New York’s real estate industry is just starting to learn about the bill — and most are skeptical, if not disdainful, of it. Ann Korchak, the director of the Small Property Owners of New York, says “it sounds like another complicated government operation; it’s hard to see how a process like this works.” John Stewart, an associate broker at Marcus & Millichap, says the bill doesn’t seem practical: “Buying a building requires some focus and guidance. It’s not a committee of 20 tenants that’s going to be nimble enough to buy a building and make decisions. It’d be like herding cats.” He’s particularly concerned about the time period that TOPA would give tenants to purchase buildings: “It would make the purchase and sale of buildings grind to a halt, essentially.”
Jay Martin, the executive director of the Community Housing Improvement Program, a landlord organization currently involved in a lawsuit to strike down a 2019 rent stabilization law, says he isn’t opposed to TOPA (“Adding new buyers to the market is good for someone selling”), but thinks the bill would be meaningless if it isn’t backed by substantial funding. Like Stewart, he’s leery of the time period they’ll be given — more than six months would be “getting a little ridiculous,” he says. “There’s a strong argument to say the valuation of the building could deteriorate during that time.”

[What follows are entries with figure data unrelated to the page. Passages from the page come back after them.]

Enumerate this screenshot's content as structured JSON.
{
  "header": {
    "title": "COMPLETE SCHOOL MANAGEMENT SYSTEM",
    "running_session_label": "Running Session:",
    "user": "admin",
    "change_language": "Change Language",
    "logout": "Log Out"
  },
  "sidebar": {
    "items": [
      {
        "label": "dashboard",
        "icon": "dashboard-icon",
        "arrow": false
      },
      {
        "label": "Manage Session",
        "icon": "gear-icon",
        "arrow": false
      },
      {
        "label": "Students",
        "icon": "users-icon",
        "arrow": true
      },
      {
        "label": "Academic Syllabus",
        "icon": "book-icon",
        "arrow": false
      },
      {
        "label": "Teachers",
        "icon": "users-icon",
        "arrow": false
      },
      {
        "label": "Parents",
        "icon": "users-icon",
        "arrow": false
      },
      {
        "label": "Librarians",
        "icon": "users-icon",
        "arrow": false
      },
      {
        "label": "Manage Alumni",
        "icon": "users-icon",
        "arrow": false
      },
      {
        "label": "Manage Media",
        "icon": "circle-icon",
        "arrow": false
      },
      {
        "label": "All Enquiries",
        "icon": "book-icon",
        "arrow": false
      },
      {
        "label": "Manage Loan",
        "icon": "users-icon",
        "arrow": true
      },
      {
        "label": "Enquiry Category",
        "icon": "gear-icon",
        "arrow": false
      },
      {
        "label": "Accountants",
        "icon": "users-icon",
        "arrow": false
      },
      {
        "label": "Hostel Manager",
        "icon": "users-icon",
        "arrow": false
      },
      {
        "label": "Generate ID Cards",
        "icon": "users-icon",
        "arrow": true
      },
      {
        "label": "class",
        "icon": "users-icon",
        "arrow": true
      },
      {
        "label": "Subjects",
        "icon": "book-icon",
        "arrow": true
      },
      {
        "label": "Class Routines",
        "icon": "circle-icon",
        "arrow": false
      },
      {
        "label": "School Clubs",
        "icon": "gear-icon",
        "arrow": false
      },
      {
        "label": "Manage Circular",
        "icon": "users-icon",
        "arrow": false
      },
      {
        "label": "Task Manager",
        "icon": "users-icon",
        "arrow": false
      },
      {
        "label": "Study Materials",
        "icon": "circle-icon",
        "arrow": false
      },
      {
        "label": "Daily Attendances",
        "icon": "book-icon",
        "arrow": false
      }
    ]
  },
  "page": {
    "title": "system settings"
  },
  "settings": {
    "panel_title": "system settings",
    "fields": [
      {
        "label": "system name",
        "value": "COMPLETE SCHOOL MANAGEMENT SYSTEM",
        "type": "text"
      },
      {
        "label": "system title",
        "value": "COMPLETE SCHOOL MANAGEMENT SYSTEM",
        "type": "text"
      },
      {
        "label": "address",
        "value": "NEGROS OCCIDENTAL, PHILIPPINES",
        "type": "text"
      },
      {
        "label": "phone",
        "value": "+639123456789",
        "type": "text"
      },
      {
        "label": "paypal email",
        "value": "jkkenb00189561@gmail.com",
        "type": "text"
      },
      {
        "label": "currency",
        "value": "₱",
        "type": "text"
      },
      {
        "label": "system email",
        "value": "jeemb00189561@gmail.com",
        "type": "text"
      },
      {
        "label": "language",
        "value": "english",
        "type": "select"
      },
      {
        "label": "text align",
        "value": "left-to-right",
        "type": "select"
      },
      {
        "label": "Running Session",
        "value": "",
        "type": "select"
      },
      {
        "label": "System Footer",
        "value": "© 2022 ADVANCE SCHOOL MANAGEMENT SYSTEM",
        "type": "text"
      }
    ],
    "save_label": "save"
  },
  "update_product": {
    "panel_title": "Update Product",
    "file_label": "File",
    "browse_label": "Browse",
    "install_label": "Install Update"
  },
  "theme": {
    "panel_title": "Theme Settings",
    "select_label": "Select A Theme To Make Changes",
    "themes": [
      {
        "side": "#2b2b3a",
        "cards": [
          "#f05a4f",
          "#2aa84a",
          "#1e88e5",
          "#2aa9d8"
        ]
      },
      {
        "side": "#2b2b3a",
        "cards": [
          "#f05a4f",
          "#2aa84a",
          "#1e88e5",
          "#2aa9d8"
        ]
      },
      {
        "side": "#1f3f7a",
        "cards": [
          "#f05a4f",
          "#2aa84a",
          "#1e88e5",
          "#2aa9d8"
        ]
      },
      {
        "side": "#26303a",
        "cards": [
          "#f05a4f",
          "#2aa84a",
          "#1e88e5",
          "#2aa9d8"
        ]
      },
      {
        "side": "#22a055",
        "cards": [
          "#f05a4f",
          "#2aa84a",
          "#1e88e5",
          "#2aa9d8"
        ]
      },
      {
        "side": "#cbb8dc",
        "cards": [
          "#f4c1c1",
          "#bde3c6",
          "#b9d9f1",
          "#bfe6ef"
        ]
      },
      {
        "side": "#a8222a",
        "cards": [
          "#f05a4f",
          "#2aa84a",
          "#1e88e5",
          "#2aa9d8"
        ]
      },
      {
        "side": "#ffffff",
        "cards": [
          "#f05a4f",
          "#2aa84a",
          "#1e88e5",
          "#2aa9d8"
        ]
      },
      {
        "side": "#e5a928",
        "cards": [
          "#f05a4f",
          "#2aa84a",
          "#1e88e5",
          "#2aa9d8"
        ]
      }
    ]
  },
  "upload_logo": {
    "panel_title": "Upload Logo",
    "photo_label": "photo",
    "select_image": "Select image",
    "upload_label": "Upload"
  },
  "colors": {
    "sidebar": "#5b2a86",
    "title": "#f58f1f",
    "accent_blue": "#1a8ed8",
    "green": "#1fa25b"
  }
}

Assuming TOPA makes it into the budget in coming days, it’ll be up to Governor Kathy Hochul to decide how to respond. Advocates familiar with the budget negotiations say she’s open to it, and that’s a good sign. Waterton traveled to Albany last week to testify at a hearing in support of the bill: “I want all tenants who are organizing in their buildings like I did to have the same opportunity to purchase their building and take control,” she told a panel of legislators.
For Straker, the Crown Heights tenant, that would mean finally getting the repairs they need. But she also envisions doing much more: making their building as elegant as the co-op next door: “It looks really good. There’s a nice garden in the front with roses, and nice cobblestones,” she says.
For the Bronx residents who are in the middle of this process, co-op ownership has already made a difference. Recently, Waterton and her neighbors did something they never would’ve been able to do previously: They fired their new property managers for being too slow to make repairs. “I don’t like firing people, but we weren’t happy,” Waterton says. And the experience was empowering: “How many tenants could say they can do that?” She has a new title, too: president of the board. It’s a lot of unpaid work, but “I love doing it,” she says. “I’m making a place that not only I can call home, but that my neighbors can call home too. And this is just the start. One day, we’re going to look back on this and be like, Oh, that didn’t seem so hard.”